What’s more, because the cost-sharing payments from the Department of Homeland Security is part of a larger lawsuit against Obama’s Executive Actions, filed by John Boehner, the letter referred Rep. Ryan to the Department of Justice.

It turns out that Department of Justice recently argued this topic on January 26th. In this brief the Department of Justice argued that John Boehner’s position, that the cost-sharing program payments required annual appropriation, was incorrect, “The cost sharing reduction payments are being made as part of a mandatory payment program that Congress has fully appropriated.” So the Department of Justice and the Treasury Department and the Department of Health and Human Services maintain that the payment they made was licit and Congressionally approved as part of Congressional appropriations.

However, prior budget requests and negotiations tell a different story about how Obamacare cost-sharing is funded.

“For fiscal year 2014, the Centers for Medicare and Medicaid Services (the division of Health and Human Services that implements the program), asked Congress for an annual appropriation of $4 billion to finance the cost-sharing payments that year and another $1.4 billion “advance appropriation” for the first quarter of fiscal year 2015, “to permit CMS to reimburse issuers …”

In making the request, CMS was in effect acknowledging that it needed congressional appropriations to make the payments. But when Congress rejected the request, the administration went ahead and made the payments anyway.

The argument that annual appropriations are required to make payments is also backed up by a report from the Congressional Research Service, which has differentiated between the tax credit subsidies that Obamacare provides to individuals to help them purchase insurance, and the cost-sharing payments to insurers.

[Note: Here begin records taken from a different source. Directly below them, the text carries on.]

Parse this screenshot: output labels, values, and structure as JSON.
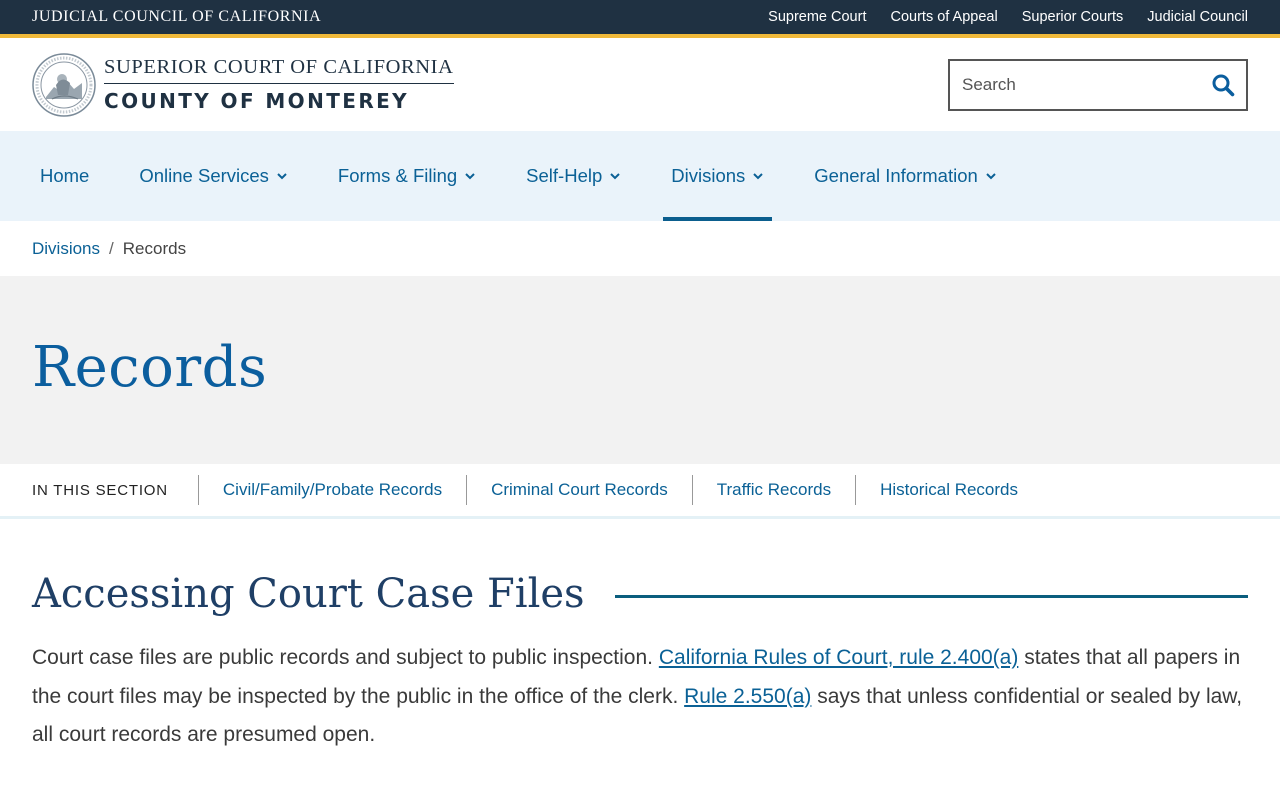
{
  "topbar": {
    "brand": "JUDICIAL COUNCIL OF CALIFORNIA",
    "links": [
      "Supreme Court",
      "Courts of Appeal",
      "Superior Courts",
      "Judicial Council"
    ]
  },
  "header": {
    "logo_line1": "SUPERIOR COURT OF CALIFORNIA",
    "logo_line2": "COUNTY OF MONTEREY",
    "search_placeholder": "Search"
  },
  "nav": {
    "items": [
      {
        "label": "Home"
      },
      {
        "label": "Online Services"
      },
      {
        "label": "Forms & Filing"
      },
      {
        "label": "Self-Help"
      },
      {
        "label": "Divisions"
      },
      {
        "label": "General Information"
      }
    ],
    "active": "Divisions"
  },
  "breadcrumb": {
    "parent": "Divisions",
    "separator": "/",
    "current": "Records"
  },
  "hero": {
    "title": "Records"
  },
  "section_nav": {
    "label": "IN THIS SECTION",
    "links": [
      "Civil/Family/Probate Records",
      "Criminal Court Records",
      "Traffic Records",
      "Historical Records"
    ]
  },
  "content": {
    "heading": "Accessing Court Case Files",
    "para_part1": "Court case files are public records and subject to public inspection. ",
    "link1": "California Rules of Court, rule 2.400(a)",
    "para_part2": " states that all papers in the court files may be inspected by the public in the office of the clerk. ",
    "link2": "Rule 2.550(a)",
    "para_part3": " says that unless confidential or sealed by law, all court records are presumed open."
  },
  "colors": {
    "topbar_bg": "#1f3142",
    "gold": "#f0b93a",
    "link_blue": "#0b6196",
    "nav_bg": "#eaf3fa",
    "hero_bg": "#f2f2f2"
  }
}
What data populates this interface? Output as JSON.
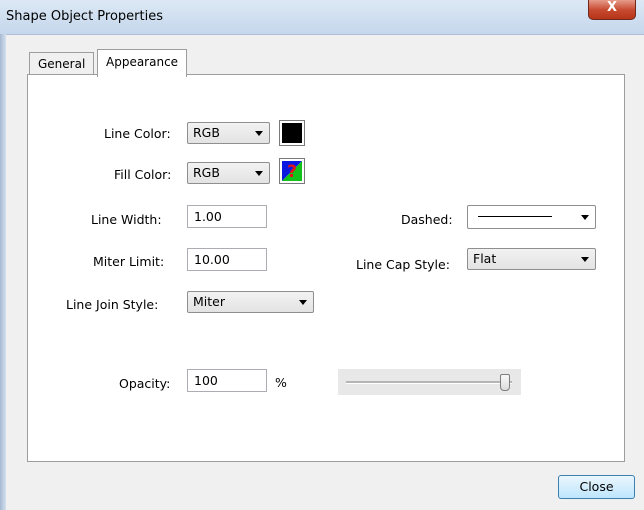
{
  "window": {
    "title": "Shape Object Properties",
    "close_glyph": "X"
  },
  "tabs": [
    {
      "label": "General",
      "active": false
    },
    {
      "label": "Appearance",
      "active": true
    }
  ],
  "appearance": {
    "line_color": {
      "label": "Line Color:",
      "mode": "RGB",
      "swatch_color": "#000000"
    },
    "fill_color": {
      "label": "Fill Color:",
      "mode": "RGB",
      "swatch_icon": "no-fill-question-icon"
    },
    "line_width": {
      "label": "Line Width:",
      "value": "1.00"
    },
    "dashed": {
      "label": "Dashed:"
    },
    "miter_limit": {
      "label": "Miter Limit:",
      "value": "10.00"
    },
    "line_cap_style": {
      "label": "Line Cap Style:",
      "value": "Flat"
    },
    "line_join_style": {
      "label": "Line Join Style:",
      "value": "Miter"
    },
    "opacity": {
      "label": "Opacity:",
      "value": "100",
      "unit": "%",
      "slider_level_percent": 100
    }
  },
  "footer": {
    "close_label": "Close"
  },
  "colors": {
    "button_border": "#3c7fb1",
    "close_x": "#c7492f"
  }
}
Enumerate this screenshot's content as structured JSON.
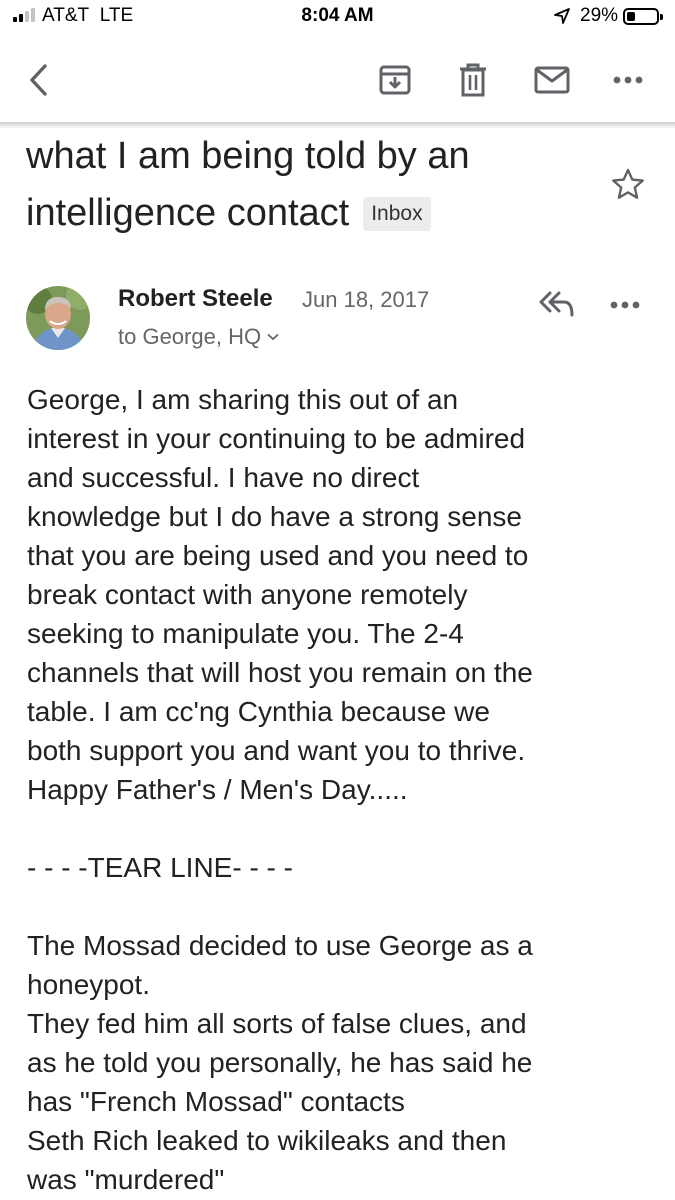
{
  "status_bar": {
    "carrier": "AT&T",
    "network": "LTE",
    "time": "8:04 AM",
    "battery_percent": "29%",
    "battery_level": 0.29,
    "signal_bars": 2
  },
  "toolbar": {
    "back_icon": "chevron-left-icon",
    "archive_icon": "archive-icon",
    "delete_icon": "trash-icon",
    "unread_icon": "mail-icon",
    "more_icon": "more-horizontal-icon"
  },
  "email": {
    "subject_line1": "what I am being told by an",
    "subject_line2": "intelligence contact",
    "label": "Inbox",
    "sender_name": "Robert Steele",
    "date": "Jun 18, 2017",
    "recipients": "to George, HQ",
    "body_paragraph1": "George, I am sharing this out of an\ninterest in your continuing to be admired\nand successful.  I have no direct\nknowledge but I do have a strong sense\nthat you are being used and you need to\nbreak contact with anyone remotely\nseeking to manipulate you.  The 2-4\nchannels that will host you remain on the\ntable.  I am cc'ng Cynthia because we\nboth support you and want you to thrive.\nHappy Father's / Men's Day.....",
    "tear_line": "- - - -TEAR LINE- - - -",
    "body_paragraph2": "The Mossad decided to use George as a\nhoneypot.\nThey fed him all sorts of false clues, and\nas he told you personally, he has said he\nhas \"French Mossad\" contacts\nSeth Rich leaked to wikileaks and then\nwas \"murdered\""
  },
  "colors": {
    "icon_gray": "#5f6368",
    "text": "#222222",
    "secondary_text": "#666666",
    "badge_bg": "#ececec"
  }
}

In a July 2013 letter to then Sen. Tom Coburn, Congressional Research Service wrote that, “unlike the refundable tax credits, these [cost-sharing] payments to the health plans do not appear to be funded through a permanent appropriation. Instead, it appears from the President’s FY2014 budget that funds for these payments are intended to be made available through annual appropriations.”

As we are likely to not receive any answers soon regarding the $3 billion in Obamacare funding, or the source, here are some things to think about and look for as we wait:

1) How will cost-sharing be funded in this year’s budget?
2) Where did the $3 billion come from? If the $3 billion came from another agency, does that mean we have agencies who have large enough slush funds to absorb a $3 billion transfer?
3) If the $3 billion was tacked onto the deficit (like the student loan “bailout”), what does this bode for future cost-sharing payments? The Congressional Budget Office has already estimated that cost-sharing payments to insurers are expected to cost about $150 billion over the next 10 years.